Ili has been on dialysis since then. She recalls hitting her lowest point about 10 years ago in a dialysis room, her body desperate for a clean but she just could not find a vein. "I was so swollen I couldn't get the needle in."
Ili is in a good place now, with a full schedule on top of her six-hour dialysis sessions three times a week. She works as a support worker for dialysis patients at the Auckland Kidney Society, able to relate, understand, and lift spirits because she has been there before, even though everyone's journey is different.
"My routine is wake up, go to work, come back home, have something to eat, go throw some hoops, or go to dance fitness, go to gym, go home."
She says what's kept her going are her friends and family, the nurses, doctors, and other kidney patients she has met along the way.

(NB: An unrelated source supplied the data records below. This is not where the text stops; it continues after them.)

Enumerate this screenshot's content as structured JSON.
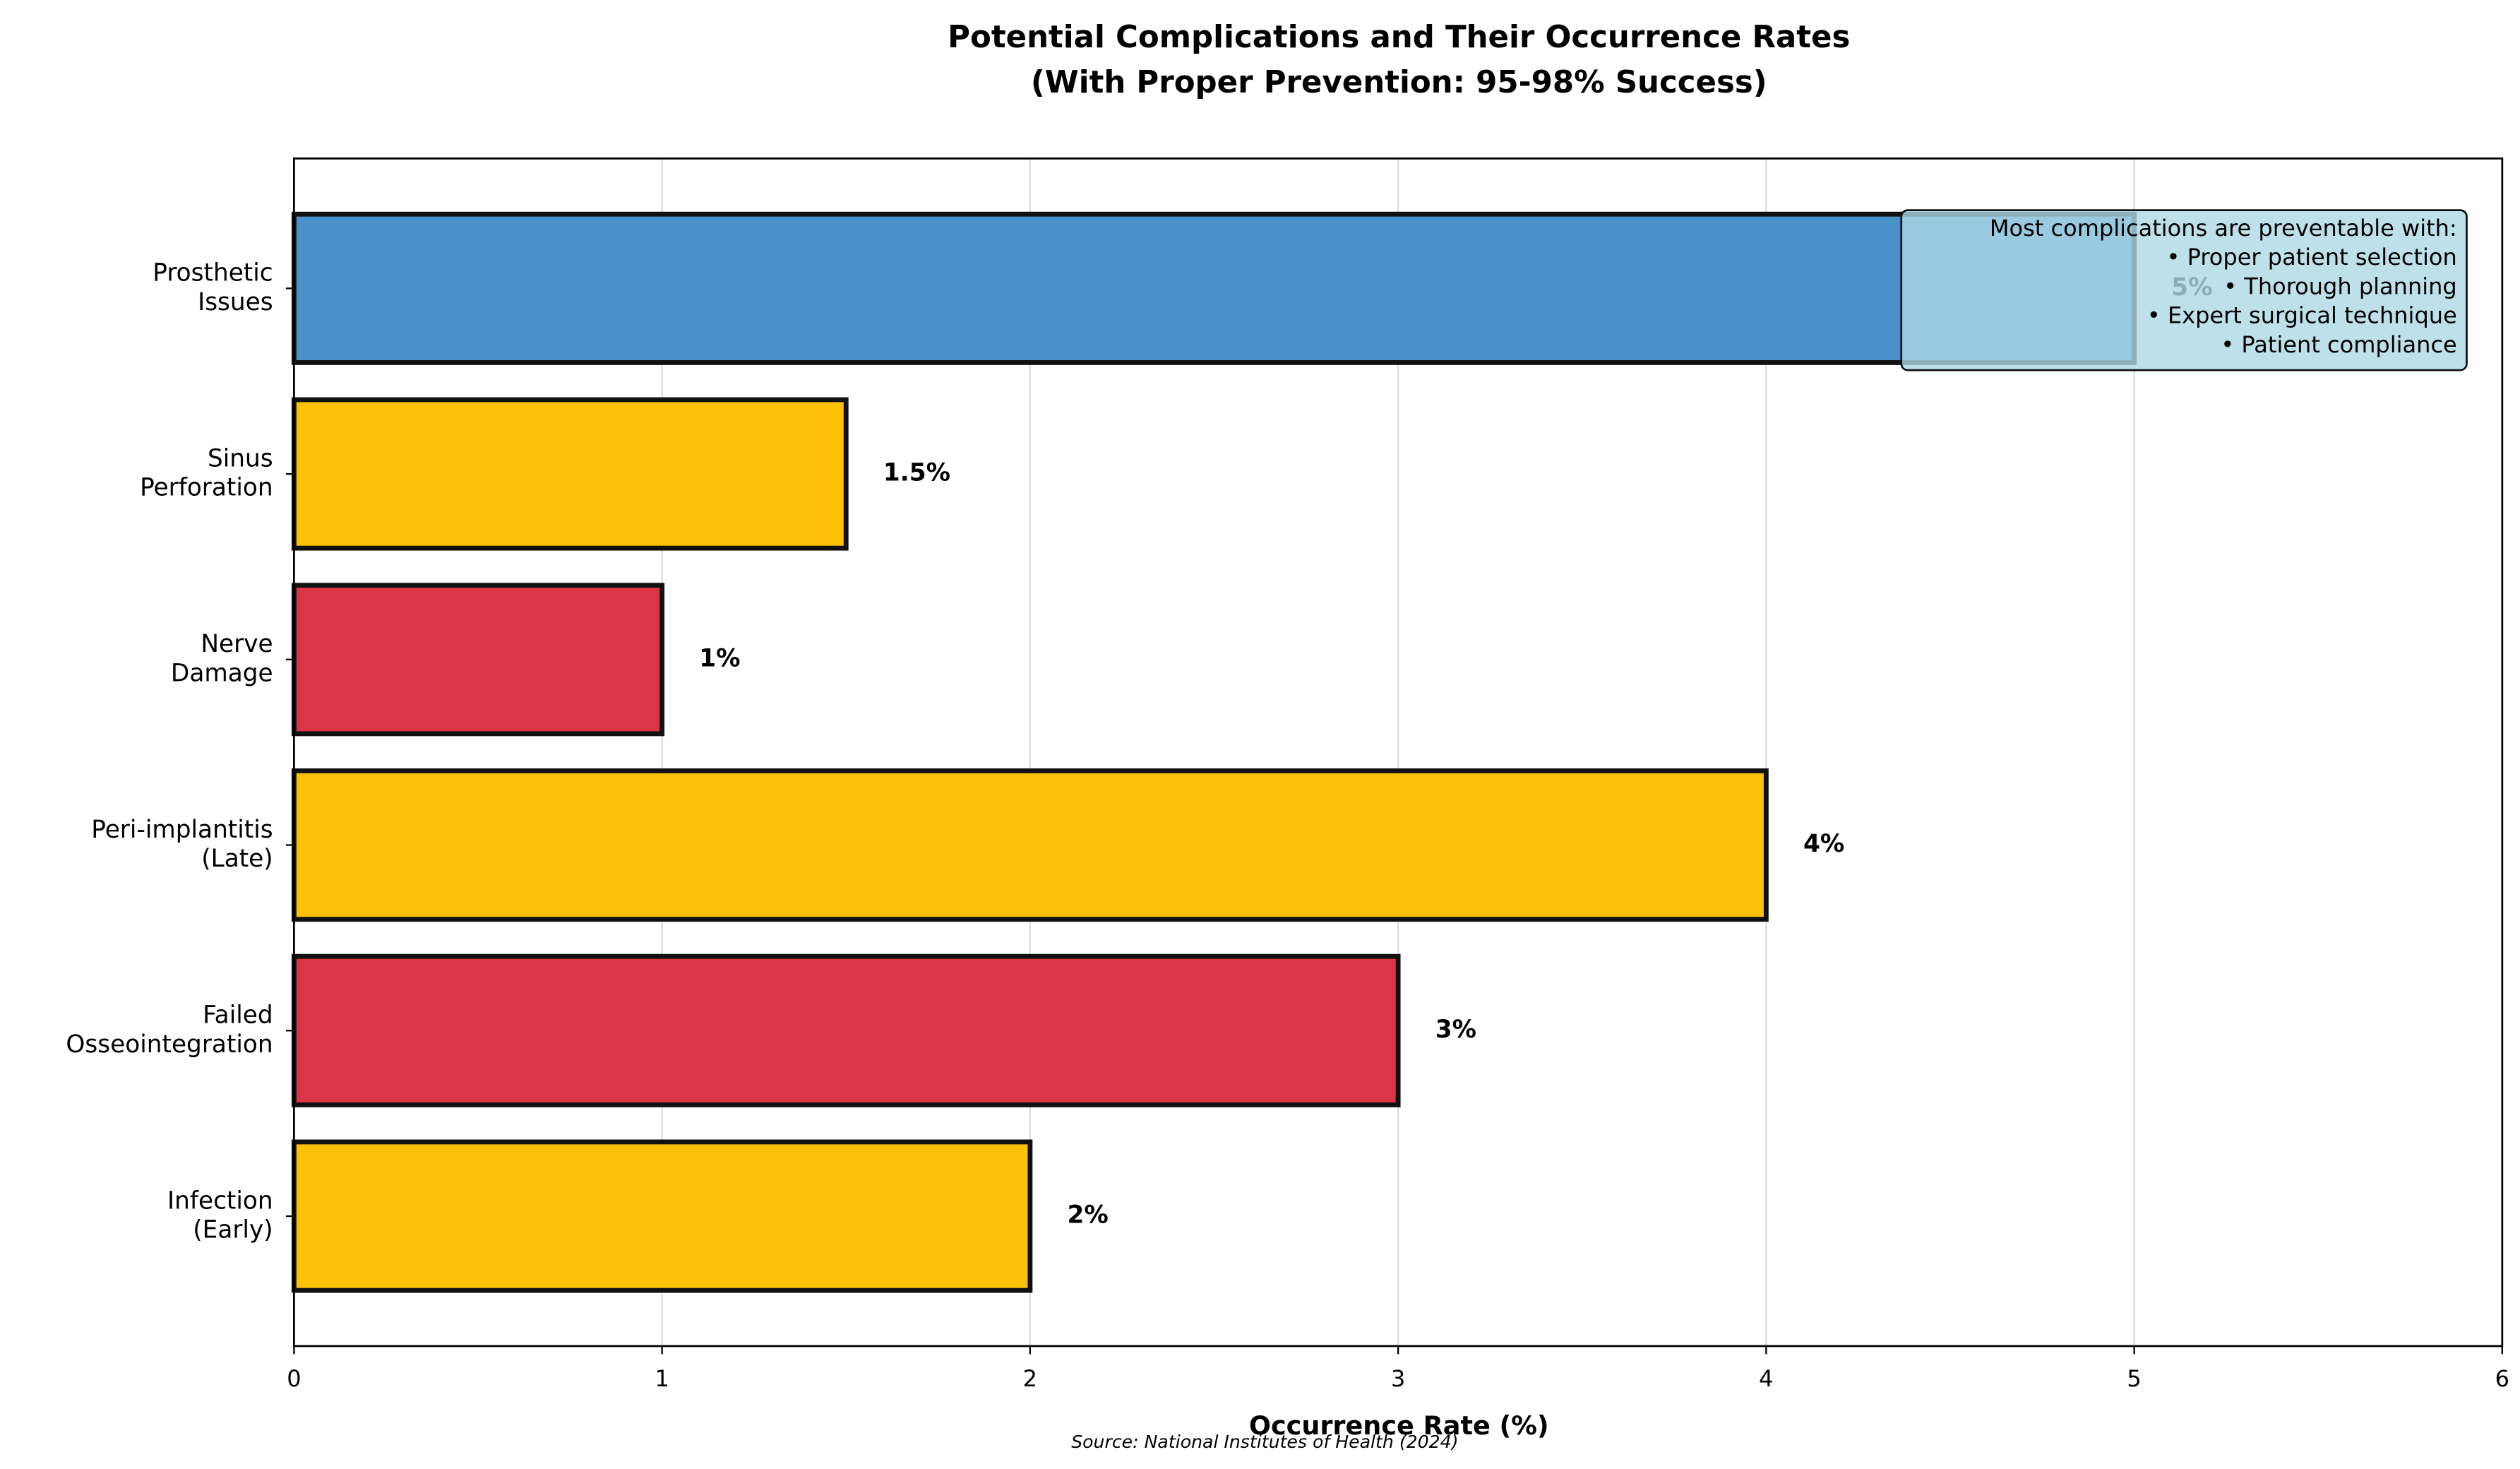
{
  "chart_data": {
    "type": "bar",
    "orientation": "horizontal",
    "title": "Potential Complications and Their Occurrence Rates\n(With Proper Prevention: 95-98% Success)",
    "categories": [
      "Prosthetic\nIssues",
      "Sinus\nPerforation",
      "Nerve\nDamage",
      "Peri-implantitis\n(Late)",
      "Failed\nOsseointegration",
      "Infection\n(Early)"
    ],
    "values": [
      5,
      1.5,
      1,
      4,
      3,
      2
    ],
    "value_labels": [
      "5%",
      "1.5%",
      "1%",
      "4%",
      "3%",
      "2%"
    ],
    "colors": [
      "#4a90c9",
      "#fdc107",
      "#dc3545",
      "#fdc107",
      "#dc3545",
      "#fdc107"
    ],
    "xlabel": "Occurrence Rate (%)",
    "xlim": [
      0,
      6
    ],
    "xticks": [
      0,
      1,
      2,
      3,
      4,
      5,
      6
    ],
    "grid": true,
    "annotation": "Most complications are preventable with:\n• Proper patient selection\n• Thorough planning\n• Expert surgical technique\n• Patient compliance",
    "source": "Source: National Institutes of Health (2024)"
  }
}
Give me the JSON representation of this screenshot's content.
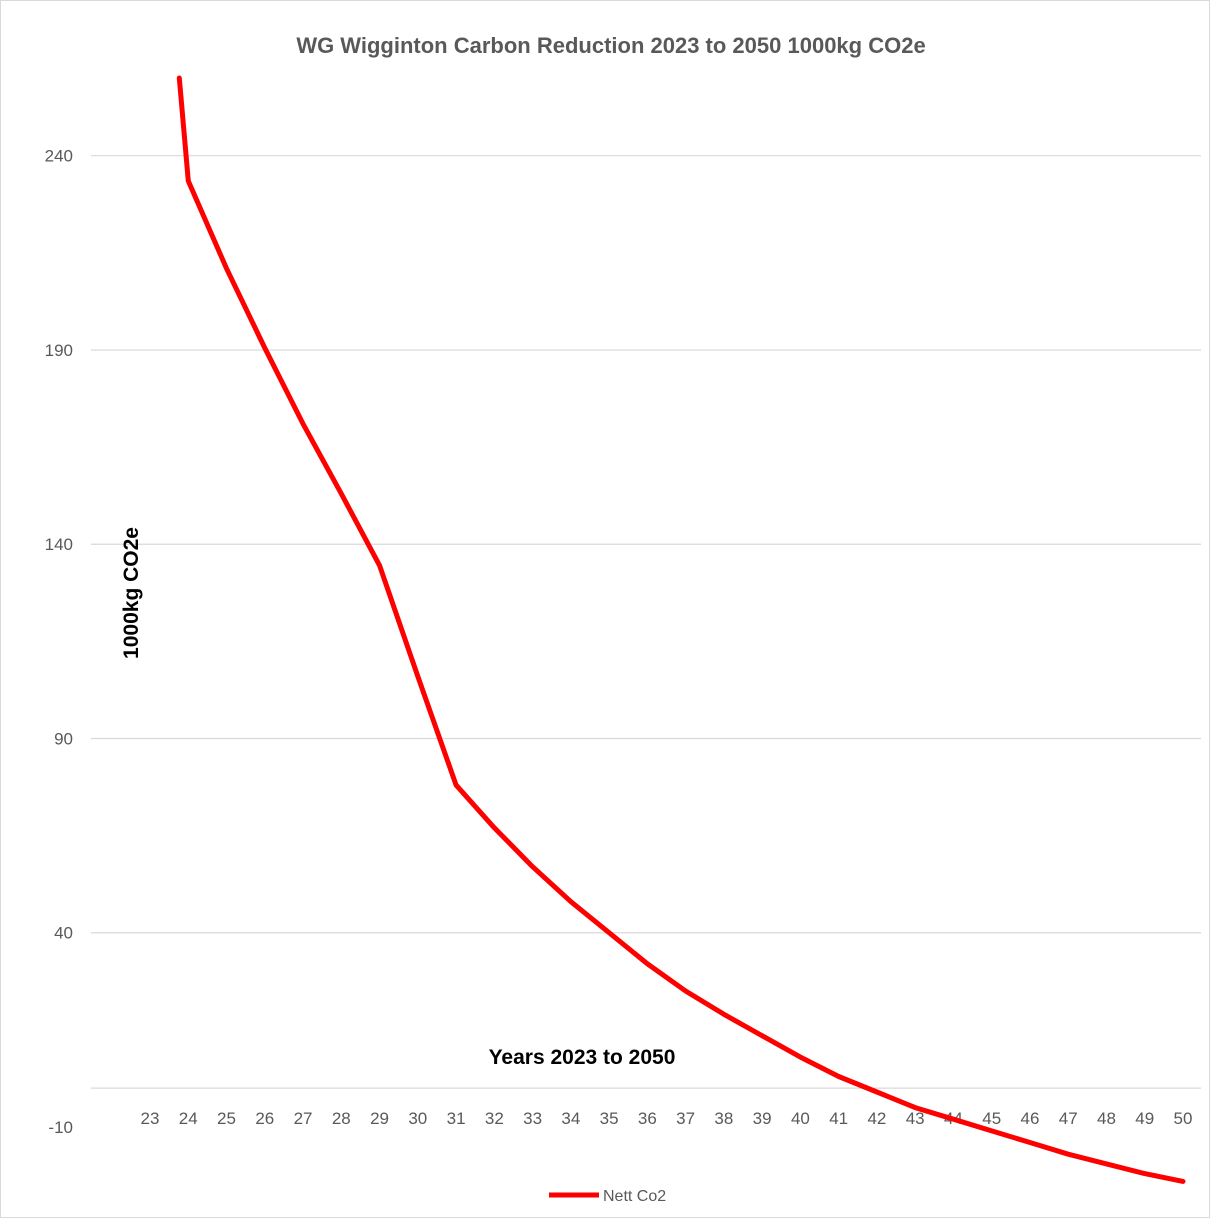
{
  "chart_data": {
    "type": "line",
    "title": "WG Wigginton Carbon Reduction 2023 to 2050 1000kg CO2e",
    "xlabel": "Years 2023 to 2050",
    "ylabel": "1000kg CO2e",
    "categories": [
      "23",
      "24",
      "25",
      "26",
      "27",
      "28",
      "29",
      "30",
      "31",
      "32",
      "33",
      "34",
      "35",
      "36",
      "37",
      "38",
      "39",
      "40",
      "41",
      "42",
      "43",
      "44",
      "45",
      "46",
      "47",
      "48",
      "49",
      "50"
    ],
    "y_ticks": [
      -10,
      40,
      90,
      140,
      190,
      240
    ],
    "ylim": [
      -10,
      260
    ],
    "grid": true,
    "legend": "bottom",
    "colors": {
      "series": "#ff0000",
      "grid": "#d9d9d9",
      "text": "#595959"
    },
    "series": [
      {
        "name": "Nett Co2",
        "values": [
          null,
          233.5,
          211,
          190.5,
          171,
          153,
          134.5,
          106,
          78,
          67,
          57,
          48,
          40,
          32,
          25,
          19,
          13.5,
          8,
          3,
          -1,
          -5,
          -8,
          -11,
          -14,
          -17,
          -19.5,
          -22,
          -24
        ]
      }
    ],
    "line_entry_from_top_near": "24"
  }
}
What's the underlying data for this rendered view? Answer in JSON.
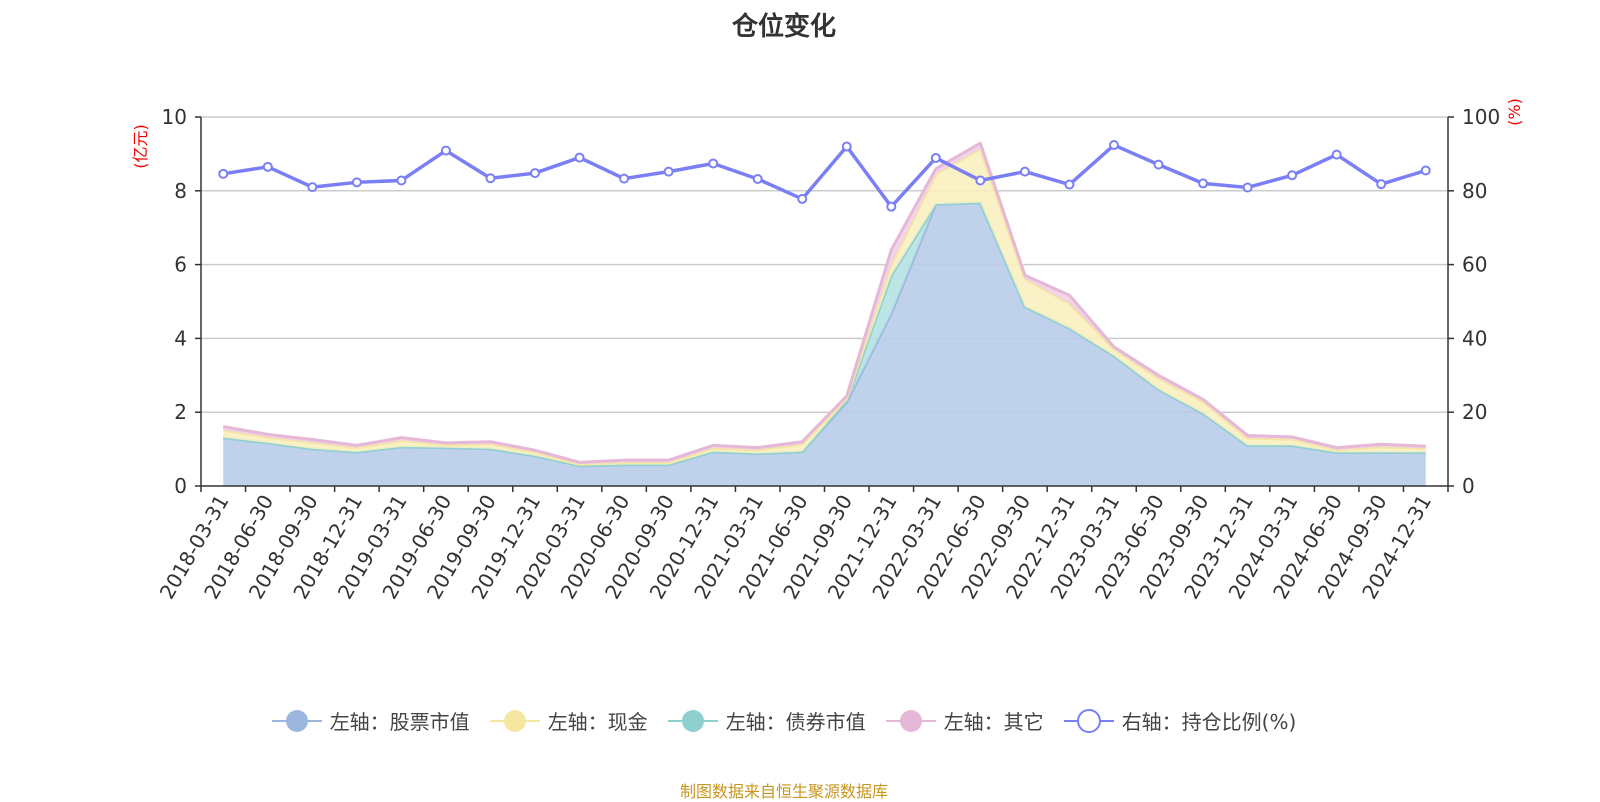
{
  "chart_data": {
    "type": "area",
    "title": "仓位变化",
    "categories": [
      "2018-03-31",
      "2018-06-30",
      "2018-09-30",
      "2018-12-31",
      "2019-03-31",
      "2019-06-30",
      "2019-09-30",
      "2019-12-31",
      "2020-03-31",
      "2020-06-30",
      "2020-09-30",
      "2020-12-31",
      "2021-03-31",
      "2021-06-30",
      "2021-09-30",
      "2021-12-31",
      "2022-03-31",
      "2022-06-30",
      "2022-09-30",
      "2022-12-31",
      "2023-03-31",
      "2023-06-30",
      "2023-09-30",
      "2023-12-31",
      "2024-03-31",
      "2024-06-30",
      "2024-09-30",
      "2024-12-31"
    ],
    "left_axis": {
      "name": "(亿元)",
      "ylim": [
        0,
        10
      ],
      "ticks": [
        "0",
        "2",
        "4",
        "6",
        "8",
        "10"
      ]
    },
    "right_axis": {
      "name": "(%)",
      "ylim": [
        0,
        100
      ],
      "ticks": [
        "0",
        "20",
        "40",
        "60",
        "80",
        "100"
      ]
    },
    "grid": true,
    "legend_position": "bottom",
    "stacked": true,
    "series": [
      {
        "name": "左轴：股票市值",
        "axis": "left",
        "kind": "area",
        "color": "#9bb7e0",
        "fill": "#b8cce9",
        "values": [
          1.31,
          1.17,
          1.01,
          0.92,
          1.06,
          1.04,
          1.01,
          0.82,
          0.55,
          0.58,
          0.58,
          0.93,
          0.88,
          0.93,
          2.28,
          4.68,
          7.64,
          7.68,
          4.86,
          4.28,
          3.53,
          2.62,
          1.97,
          1.1,
          1.1,
          0.91,
          0.91,
          0.91
        ]
      },
      {
        "name": "左轴：现金",
        "axis": "left",
        "kind": "area",
        "color": "#f5e6a0",
        "fill": "#faefc0",
        "values": [
          0.2,
          0.15,
          0.17,
          0.12,
          0.17,
          0.08,
          0.13,
          0.1,
          0.04,
          0.06,
          0.06,
          0.1,
          0.1,
          0.2,
          0.05,
          0.29,
          0.82,
          1.45,
          0.76,
          0.67,
          0.18,
          0.3,
          0.32,
          0.2,
          0.17,
          0.07,
          0.15,
          0.11
        ]
      },
      {
        "name": "左轴：债券市值",
        "axis": "left",
        "kind": "area",
        "color": "#8ed0d0",
        "fill": "#b5e2e2",
        "values": [
          0,
          0,
          0,
          0,
          0,
          0,
          0,
          0,
          0,
          0,
          0,
          0,
          0,
          0,
          0.05,
          1.03,
          0,
          0,
          0,
          0,
          0,
          0,
          0,
          0,
          0,
          0,
          0,
          0
        ]
      },
      {
        "name": "左轴：其它",
        "axis": "left",
        "kind": "area",
        "color": "#e6b8d8",
        "fill": "#efd0e6",
        "values": [
          0.1,
          0.08,
          0.08,
          0.06,
          0.08,
          0.05,
          0.06,
          0.05,
          0.05,
          0.06,
          0.06,
          0.07,
          0.06,
          0.07,
          0.06,
          0.4,
          0.14,
          0.16,
          0.09,
          0.22,
          0.06,
          0.08,
          0.06,
          0.07,
          0.06,
          0.06,
          0.07,
          0.06
        ]
      },
      {
        "name": "右轴：持仓比例(%)",
        "axis": "right",
        "kind": "line",
        "color": "#7b7ff5",
        "values": [
          84.6,
          86.5,
          81.0,
          82.3,
          82.8,
          90.9,
          83.4,
          84.8,
          89.0,
          83.3,
          85.2,
          87.4,
          83.2,
          77.8,
          92.0,
          75.7,
          88.9,
          82.8,
          85.2,
          81.7,
          92.4,
          87.1,
          82.0,
          80.9,
          84.2,
          89.8,
          81.8,
          85.5
        ]
      }
    ]
  },
  "footer": "制图数据来自恒生聚源数据库"
}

Last year she put herself back on the waitlist for a kidney transplant, after saying no to herself for more than a decade. She had feared being disappointed again, and had been comfortable with the life and routine that she had built around dialysis.
"When I turned 40 (last year), I thought, we have to do something. Life is too short."
Finding a match is difficult, she says, and doctors have told her she has antibodies that complicate the search. But she's waiting and living life day by day. "You never know when the call will come."
There are 462 New Zealanders currently waiting for a kidney transplant, according to the Kidney Health NZ report.
Despite being the majority of dialysis patients, Māori and Pasifika received far fewer transplants compared to other ethnic groups, and the equity gap is growing. Fourteen out of every 100 non-Māori and Pasifika dialysis patients secured a transplant in 2019. The figure was Māori was four, and for Pasifika 3.5.
"I look around Aotearoa's dialysis units and see far too many Māori and Pasifika patients who are clearly disadvantaged, who can't access the 'gold standard' treatment of a transplant" says Midcentral DHB nephrologist Dr Curtis Walker (Whakatōhea, Ngāti Porou).
Research shows Māori and Pasifika are less likely to be put on the transplant waitlist, and Walker says there's a need to look at the reasons why.
"There is clear disadvantage for Māori and Pasifika in terms of their ability to understand and navigate the system, get access to transplant waitlists, and get transplant surgery itself. We need to fix this - right now."
According to the Kidney Health NZ report, 221 transplants were carried out in 2019, and the health dollar savings of a transplant - which removes the need for costly dialysis - amounts to $400,000 per patient over six years.
Kidney Health NZ is calling on the Government to tackle the equity gap and increase kidney transplants overall, warning that a 30 per cent increase in dialysis patients over the next 10 years could cost the country $150m a year.
Ili says she sees the increase in her daily work at the dialysis centre. "More people are coming in for dialysis than are getting transplants."
Māori and Pasifika know about diabetes and cancer, but there's just not enough awareness of kidney disease, she says.
"People don't realise you can donate your kidneys. And that's the main thing we need to get out, to push through.